Leitsatz (amtlich)

1. Für die vergleichenden Wertbetrachtungen im Rahmen des § 2306 Abs. 1 BGB ist auf den Zeitpunkt des Erbfalls abzustellen (§ 2311 BGB).

2. Ein Erbe ist zur Vorlage eines notariell aufgestellten Nachlassverzeichnisses nach § 2314 Abs. 1 Satz 3 BGB grundsätzlich auch dann noch verpflichtet, wenn er auf Verlangen des Pflichtteilsberechtigten bereits ein privatschriftliches Verzeichnis erstellt hat und der Pflichtteilsberechtigte dies zunächst anerkannt hatte.

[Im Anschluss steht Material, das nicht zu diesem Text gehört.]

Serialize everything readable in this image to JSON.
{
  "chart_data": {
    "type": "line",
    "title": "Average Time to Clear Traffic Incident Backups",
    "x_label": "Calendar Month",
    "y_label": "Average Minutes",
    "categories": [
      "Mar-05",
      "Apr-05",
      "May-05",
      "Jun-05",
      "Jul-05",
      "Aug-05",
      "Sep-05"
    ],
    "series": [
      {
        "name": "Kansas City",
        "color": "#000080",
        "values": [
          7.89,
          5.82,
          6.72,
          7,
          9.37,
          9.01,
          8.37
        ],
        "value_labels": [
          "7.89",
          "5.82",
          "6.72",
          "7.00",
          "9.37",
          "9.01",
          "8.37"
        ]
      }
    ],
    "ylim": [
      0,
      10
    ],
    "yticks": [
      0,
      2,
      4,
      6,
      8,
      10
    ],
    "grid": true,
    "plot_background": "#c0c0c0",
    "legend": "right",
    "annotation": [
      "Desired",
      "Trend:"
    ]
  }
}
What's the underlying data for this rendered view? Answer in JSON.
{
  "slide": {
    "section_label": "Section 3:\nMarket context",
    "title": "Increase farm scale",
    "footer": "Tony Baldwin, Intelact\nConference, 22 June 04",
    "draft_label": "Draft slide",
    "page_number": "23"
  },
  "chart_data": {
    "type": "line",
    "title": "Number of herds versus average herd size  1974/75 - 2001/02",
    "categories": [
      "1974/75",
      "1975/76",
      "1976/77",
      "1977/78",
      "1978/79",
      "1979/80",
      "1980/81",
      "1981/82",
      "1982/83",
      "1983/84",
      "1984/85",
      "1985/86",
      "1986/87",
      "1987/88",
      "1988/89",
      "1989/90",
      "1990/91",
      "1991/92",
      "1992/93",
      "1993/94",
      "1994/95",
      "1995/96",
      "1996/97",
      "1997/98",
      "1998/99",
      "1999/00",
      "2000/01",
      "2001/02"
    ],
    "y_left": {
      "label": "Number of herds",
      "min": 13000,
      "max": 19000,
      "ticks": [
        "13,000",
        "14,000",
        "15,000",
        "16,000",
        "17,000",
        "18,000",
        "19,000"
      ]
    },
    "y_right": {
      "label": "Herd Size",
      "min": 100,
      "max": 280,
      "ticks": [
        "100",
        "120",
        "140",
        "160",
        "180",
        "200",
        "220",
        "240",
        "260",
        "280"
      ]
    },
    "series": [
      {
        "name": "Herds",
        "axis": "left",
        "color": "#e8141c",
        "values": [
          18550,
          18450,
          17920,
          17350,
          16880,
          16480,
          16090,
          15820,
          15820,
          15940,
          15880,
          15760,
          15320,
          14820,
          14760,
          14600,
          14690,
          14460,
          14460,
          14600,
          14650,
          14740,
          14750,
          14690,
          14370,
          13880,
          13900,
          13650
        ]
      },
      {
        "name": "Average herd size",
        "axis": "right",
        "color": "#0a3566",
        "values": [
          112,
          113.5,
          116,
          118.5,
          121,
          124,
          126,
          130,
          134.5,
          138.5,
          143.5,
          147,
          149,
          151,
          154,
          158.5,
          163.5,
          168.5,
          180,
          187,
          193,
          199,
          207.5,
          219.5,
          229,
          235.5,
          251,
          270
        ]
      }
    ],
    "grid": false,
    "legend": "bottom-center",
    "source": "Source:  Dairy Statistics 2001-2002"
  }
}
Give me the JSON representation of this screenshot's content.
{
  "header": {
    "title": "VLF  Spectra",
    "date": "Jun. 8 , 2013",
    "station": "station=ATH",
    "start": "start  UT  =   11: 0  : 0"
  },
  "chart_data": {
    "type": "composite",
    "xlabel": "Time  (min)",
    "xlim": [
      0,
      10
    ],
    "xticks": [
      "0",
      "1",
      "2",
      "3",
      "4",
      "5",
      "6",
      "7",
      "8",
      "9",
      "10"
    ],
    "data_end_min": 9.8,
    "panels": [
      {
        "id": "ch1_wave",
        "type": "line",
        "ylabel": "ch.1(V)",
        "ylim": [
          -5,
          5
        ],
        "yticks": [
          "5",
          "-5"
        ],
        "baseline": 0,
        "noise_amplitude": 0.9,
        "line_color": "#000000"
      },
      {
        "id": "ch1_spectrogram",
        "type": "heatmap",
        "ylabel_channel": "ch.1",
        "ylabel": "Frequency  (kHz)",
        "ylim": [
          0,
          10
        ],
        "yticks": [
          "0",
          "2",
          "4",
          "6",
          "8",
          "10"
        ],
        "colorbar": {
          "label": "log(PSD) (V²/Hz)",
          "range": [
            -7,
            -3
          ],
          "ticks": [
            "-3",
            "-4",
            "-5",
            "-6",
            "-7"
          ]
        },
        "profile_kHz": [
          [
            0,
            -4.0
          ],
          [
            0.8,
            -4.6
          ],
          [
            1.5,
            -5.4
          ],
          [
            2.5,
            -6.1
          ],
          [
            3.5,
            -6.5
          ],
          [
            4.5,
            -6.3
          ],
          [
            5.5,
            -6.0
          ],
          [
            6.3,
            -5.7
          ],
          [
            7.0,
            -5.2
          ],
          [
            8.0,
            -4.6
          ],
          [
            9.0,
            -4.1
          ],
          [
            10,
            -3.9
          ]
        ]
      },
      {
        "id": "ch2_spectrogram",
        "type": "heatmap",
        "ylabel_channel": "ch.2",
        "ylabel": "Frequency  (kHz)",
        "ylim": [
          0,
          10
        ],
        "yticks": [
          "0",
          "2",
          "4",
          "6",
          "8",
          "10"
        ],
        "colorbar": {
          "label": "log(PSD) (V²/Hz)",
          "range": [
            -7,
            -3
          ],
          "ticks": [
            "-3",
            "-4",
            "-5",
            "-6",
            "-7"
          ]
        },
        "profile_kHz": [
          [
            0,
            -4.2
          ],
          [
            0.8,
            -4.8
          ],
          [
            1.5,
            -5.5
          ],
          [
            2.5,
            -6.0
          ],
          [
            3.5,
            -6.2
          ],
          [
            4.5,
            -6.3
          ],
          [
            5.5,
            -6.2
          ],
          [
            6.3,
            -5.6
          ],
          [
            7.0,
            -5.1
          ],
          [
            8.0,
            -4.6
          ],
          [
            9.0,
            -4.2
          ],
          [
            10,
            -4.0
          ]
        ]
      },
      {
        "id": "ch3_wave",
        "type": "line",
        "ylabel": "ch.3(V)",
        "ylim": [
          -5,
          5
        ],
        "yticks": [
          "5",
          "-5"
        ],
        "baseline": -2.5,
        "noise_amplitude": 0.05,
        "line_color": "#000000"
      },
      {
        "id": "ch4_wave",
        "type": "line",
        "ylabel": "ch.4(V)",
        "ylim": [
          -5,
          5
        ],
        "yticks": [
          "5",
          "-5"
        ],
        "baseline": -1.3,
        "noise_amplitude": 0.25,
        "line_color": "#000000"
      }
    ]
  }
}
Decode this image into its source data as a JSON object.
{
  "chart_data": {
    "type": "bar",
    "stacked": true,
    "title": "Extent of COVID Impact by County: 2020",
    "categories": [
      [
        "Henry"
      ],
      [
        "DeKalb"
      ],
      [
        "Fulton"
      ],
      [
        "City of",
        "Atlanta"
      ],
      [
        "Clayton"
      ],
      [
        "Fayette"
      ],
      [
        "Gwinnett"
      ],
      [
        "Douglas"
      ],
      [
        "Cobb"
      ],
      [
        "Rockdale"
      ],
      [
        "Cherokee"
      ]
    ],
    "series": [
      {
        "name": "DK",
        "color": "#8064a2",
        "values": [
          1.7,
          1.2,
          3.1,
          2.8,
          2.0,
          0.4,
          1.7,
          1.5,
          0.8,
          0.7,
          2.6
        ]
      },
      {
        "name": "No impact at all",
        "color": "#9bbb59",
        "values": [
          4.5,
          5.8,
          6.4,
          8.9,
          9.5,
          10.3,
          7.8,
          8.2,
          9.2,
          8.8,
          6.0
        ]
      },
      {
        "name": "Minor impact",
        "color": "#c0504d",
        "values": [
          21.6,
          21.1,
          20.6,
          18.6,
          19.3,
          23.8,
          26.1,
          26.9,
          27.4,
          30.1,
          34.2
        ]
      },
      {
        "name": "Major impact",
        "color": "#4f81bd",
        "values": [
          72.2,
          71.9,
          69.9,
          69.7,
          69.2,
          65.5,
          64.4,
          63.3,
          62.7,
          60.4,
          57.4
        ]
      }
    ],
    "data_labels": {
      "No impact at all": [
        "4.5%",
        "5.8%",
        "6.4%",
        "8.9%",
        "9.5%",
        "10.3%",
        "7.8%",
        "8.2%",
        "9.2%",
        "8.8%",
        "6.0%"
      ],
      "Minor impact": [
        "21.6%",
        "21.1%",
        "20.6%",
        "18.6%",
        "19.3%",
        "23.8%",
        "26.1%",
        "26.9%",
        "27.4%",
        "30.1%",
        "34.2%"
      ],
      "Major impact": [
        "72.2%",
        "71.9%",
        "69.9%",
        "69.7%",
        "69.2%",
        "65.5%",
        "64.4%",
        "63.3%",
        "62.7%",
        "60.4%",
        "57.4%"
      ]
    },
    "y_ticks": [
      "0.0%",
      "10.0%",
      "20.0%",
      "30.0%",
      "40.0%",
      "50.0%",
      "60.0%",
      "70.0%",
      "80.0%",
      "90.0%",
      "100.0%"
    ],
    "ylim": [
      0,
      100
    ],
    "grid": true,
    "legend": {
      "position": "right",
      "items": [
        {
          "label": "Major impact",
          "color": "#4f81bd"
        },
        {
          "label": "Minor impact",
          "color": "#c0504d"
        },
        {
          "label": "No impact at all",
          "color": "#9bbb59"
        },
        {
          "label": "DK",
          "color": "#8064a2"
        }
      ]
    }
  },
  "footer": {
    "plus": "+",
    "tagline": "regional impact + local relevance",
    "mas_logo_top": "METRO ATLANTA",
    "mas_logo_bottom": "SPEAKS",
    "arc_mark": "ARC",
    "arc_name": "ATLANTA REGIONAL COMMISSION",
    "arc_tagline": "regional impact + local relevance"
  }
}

3. Wird mit der Klage oder Widerklage ein Antrag auf Vorlage eines notariell aufgestellten Nachlassverzeichnisses mit einem Antrag auf Leistungen aus dem Nachlass (hier: Erfüllung eines Vermächtnisses) verbunden, so handelt es sich nicht nur um eine objektive Klagehäufung i.S.v. § 260 ZPO, sondern - unabhängig von den Prozesserklärungen des Antragenden - um zueinander in einem Stufenverhältnis stehende Anträge, weshalb zunächst allein eine Entscheidung über den Auskunftsanspruch zulässig ist.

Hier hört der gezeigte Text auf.